I’m not overly familiar with the customs of the humans who live in the northwest, but it sounds like Catalina holds a similar position to Elowynn of the Dawn, who is the Fae Queen’s Champion.

These humans swooped in here, presumably following Graviter on his way back to Asha and swiftly taking care of the threat in the sky, only to quickly become my opponents. I need to know if they came here already intending to force Asha and me to kneel to their Queen.

I think I know what Asha would say to them in that case.

“Is it your Queen’s wish to make an enemy of me?” I ask, seeking clarity. “Or do you want to punish me solely because of my actions toward the dragon king?”

Catalina’s jaw clenches, and I’m not sure how to read her momentary silence before she retorts, “Your actions led to the death of Milena Ironmeld,” she says. “Milena was our ally. Even before you attacked the dragon king, you made yourself an enemy of our Queen.”

I narrow my eyes at her.

Our actions didn’t harm Milena. We rescued her and tried to keep her alive.

Graviter knows it was Thaden who was responsible for Milena’s death, but he remains frustratingly silent, hunched over at the far side of the group, his scales still an alarming ivory color.

“Will you surrender, Vandawolf?” Catalina asks, her expression increasingly dark. “Or will we find out if you can survive a fight with a thunder of dragons?”

By a thunder, I think she means the whole group.

Certainly, each dragon is shifting where they stand, baring their teeth at me, their scales gleaming.

Their riders all step forward, flicking their gloved hands in the air, at which blades of varying lengths form.

I consider my chances and rank them low.

As fast as I am, surviving a fight with dragons would never be easy. Blackbird can’t get in close. And the sky continues to flicker with lightning, threatening another downpour and, most likely, another swarm of monsters.

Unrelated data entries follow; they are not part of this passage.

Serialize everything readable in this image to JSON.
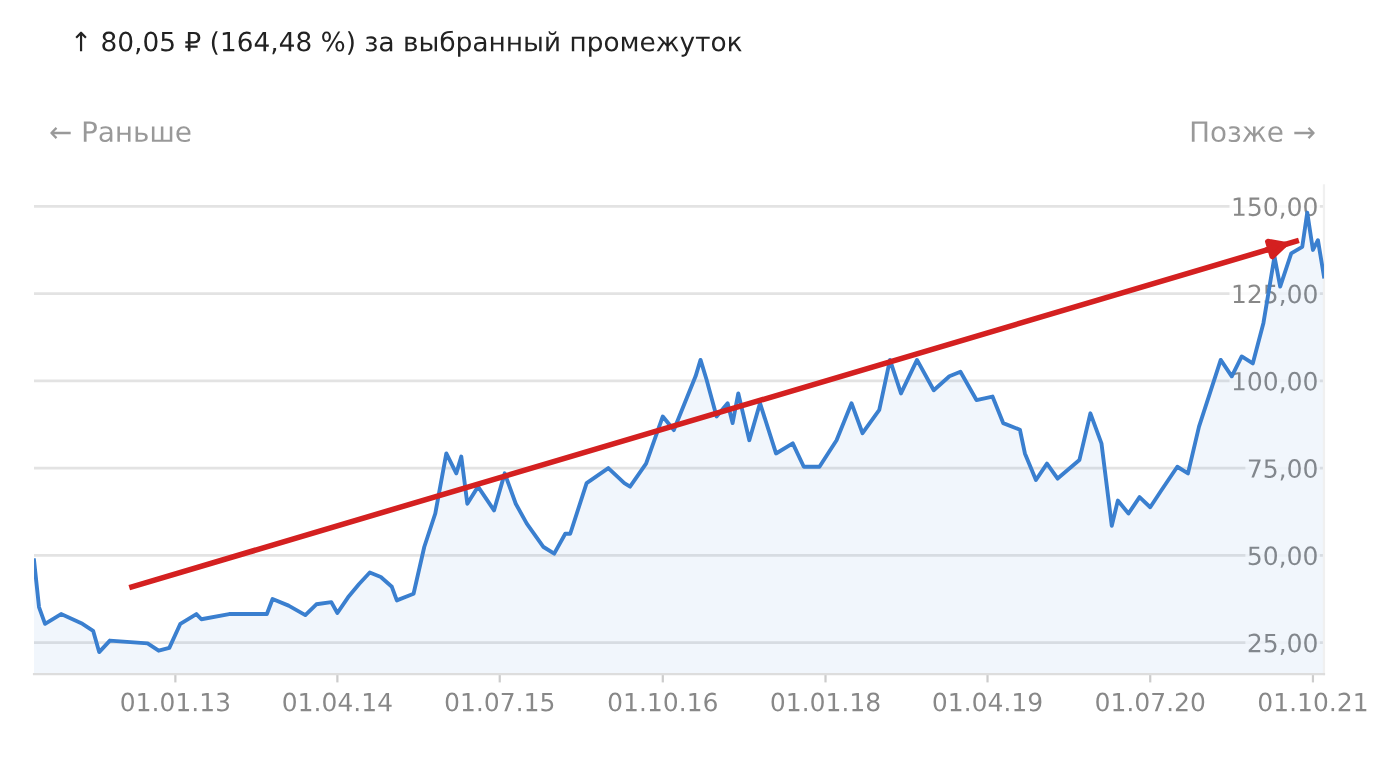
{
  "chart_data": {
    "type": "area",
    "title": "↑ 80,05 ₽ (164,48 %) за выбранный промежуток",
    "annotations": [
      "← Раньше",
      "Позже →"
    ],
    "series": [
      {
        "color": "#3a7fcf",
        "x": [
          "2011-12-01",
          "2011-12-15",
          "2012-01-01",
          "2012-02-15",
          "2012-04-15",
          "2012-05-15",
          "2012-06-01",
          "2012-07-01",
          "2012-10-15",
          "2012-11-15",
          "2012-12-15",
          "2013-01-15",
          "2013-03-01",
          "2013-03-15",
          "2013-06-01",
          "2013-09-15",
          "2013-10-01",
          "2013-11-15",
          "2014-01-01",
          "2014-02-01",
          "2014-03-15",
          "2014-04-01",
          "2014-05-01",
          "2014-06-01",
          "2014-07-01",
          "2014-08-01",
          "2014-09-01",
          "2014-09-15",
          "2014-11-01",
          "2014-12-01",
          "2015-01-01",
          "2015-02-01",
          "2015-03-01",
          "2015-03-15",
          "2015-04-01",
          "2015-05-01",
          "2015-06-15",
          "2015-07-15",
          "2015-08-15",
          "2015-09-15",
          "2015-11-01",
          "2015-12-01",
          "2016-01-01",
          "2016-01-15",
          "2016-03-01",
          "2016-05-01",
          "2016-06-15",
          "2016-07-01",
          "2016-08-15",
          "2016-10-01",
          "2016-11-01",
          "2017-01-01",
          "2017-01-15",
          "2017-02-01",
          "2017-03-01",
          "2017-04-01",
          "2017-04-15",
          "2017-05-01",
          "2017-06-01",
          "2017-07-01",
          "2017-08-15",
          "2017-10-01",
          "2017-11-01",
          "2017-12-15",
          "2018-02-01",
          "2018-03-15",
          "2018-04-15",
          "2018-06-01",
          "2018-07-01",
          "2018-08-01",
          "2018-09-15",
          "2018-11-01",
          "2018-12-15",
          "2019-01-15",
          "2019-03-01",
          "2019-04-15",
          "2019-05-15",
          "2019-07-01",
          "2019-07-15",
          "2019-08-15",
          "2019-09-15",
          "2019-10-15",
          "2019-12-15",
          "2020-01-15",
          "2020-02-15",
          "2020-03-15",
          "2020-04-01",
          "2020-05-01",
          "2020-06-01",
          "2020-07-01",
          "2020-08-01",
          "2020-09-15",
          "2020-10-15",
          "2020-11-15",
          "2021-01-15",
          "2021-02-15",
          "2021-03-15",
          "2021-04-15",
          "2021-05-15",
          "2021-06-15",
          "2021-07-01",
          "2021-08-01",
          "2021-09-01",
          "2021-09-15",
          "2021-10-01",
          "2021-10-15",
          "2021-11-01"
        ],
        "values": [
          48.6,
          35.2,
          30.4,
          33.2,
          30.4,
          28.4,
          22.3,
          25.6,
          24.8,
          22.7,
          23.5,
          30.4,
          33.2,
          31.7,
          33.2,
          33.2,
          37.5,
          35.6,
          32.9,
          36,
          36.6,
          33.5,
          38,
          41.8,
          45.1,
          43.8,
          41,
          37.1,
          39,
          52.4,
          62,
          79.2,
          73.5,
          78.3,
          64.8,
          69.7,
          62.9,
          73.5,
          64.8,
          59.1,
          52.4,
          50.5,
          56.2,
          56.2,
          70.7,
          75,
          70.7,
          69.7,
          76.3,
          89.8,
          85.9,
          101.3,
          106,
          100.3,
          89.8,
          93.6,
          87.9,
          96.4,
          83,
          93.6,
          79.2,
          82.1,
          75.4,
          75.4,
          83,
          93.6,
          85,
          91.7,
          106,
          96.4,
          106,
          97.3,
          101.3,
          102.6,
          94.5,
          95.5,
          87.9,
          86,
          79.2,
          71.6,
          76.3,
          72,
          77.3,
          90.7,
          82.1,
          58.5,
          65.7,
          62,
          66.7,
          63.8,
          68.6,
          75.4,
          73.5,
          86.9,
          106,
          101.3,
          107,
          105,
          116.6,
          135.6,
          127,
          136.5,
          138.4,
          148.2,
          137.5,
          140.3,
          129.9
        ]
      },
      {
        "type": "line",
        "color": "#d42020",
        "x": [
          "2012-09-01",
          "2021-08-15"
        ],
        "values": [
          41,
          140
        ]
      }
    ],
    "xlim": [
      "2011-12-01",
      "2021-11-01"
    ],
    "xticks": [
      {
        "value": "2013-01-01",
        "label": "01.01.13"
      },
      {
        "value": "2014-04-01",
        "label": "01.04.14"
      },
      {
        "value": "2015-07-01",
        "label": "01.07.15"
      },
      {
        "value": "2016-10-01",
        "label": "01.10.16"
      },
      {
        "value": "2018-01-01",
        "label": "01.01.18"
      },
      {
        "value": "2019-04-01",
        "label": "01.04.19"
      },
      {
        "value": "2020-07-01",
        "label": "01.07.20"
      },
      {
        "value": "2021-10-01",
        "label": "01.10.21"
      }
    ],
    "ylim": [
      16,
      156
    ],
    "yticks": [
      {
        "value": 25,
        "label": "25,00"
      },
      {
        "value": 50,
        "label": "50,00"
      },
      {
        "value": 75,
        "label": "75,00"
      },
      {
        "value": 100,
        "label": "100,00"
      },
      {
        "value": 125,
        "label": "125,00"
      },
      {
        "value": 150,
        "label": "150,00"
      }
    ],
    "grid": "y",
    "legend": false
  }
}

What’s more, the longer I’m separated from Asha, the angrier I become.

She brought peace to my heart. She made me whole. She gave me back my life and my mind and my future.

Now, she’s been taken from me.

Thaden Kane has her.

And these… fucking dragons… are responsible for that.

Graviter Rex may as well have delivered her to darkness.

For the last ten years, I made sure I was always two steps ahead of everyone else, assessing my moves and countermoves, always prevailing, always achieving my goal, even if I experienced losses along the way.

But I didn’t intend to survive beyond making Asha a hammer.

Nothing I do will be according to plan now.

It’s time to make it up as I go along.

I extend my claws and bare my teeth, satisfied when my canines grow sharp enough to rip out throats.

I stare down at the small army of humans and dragons I’m facing.

Fuck them.

If they want a fight, they’ve got it.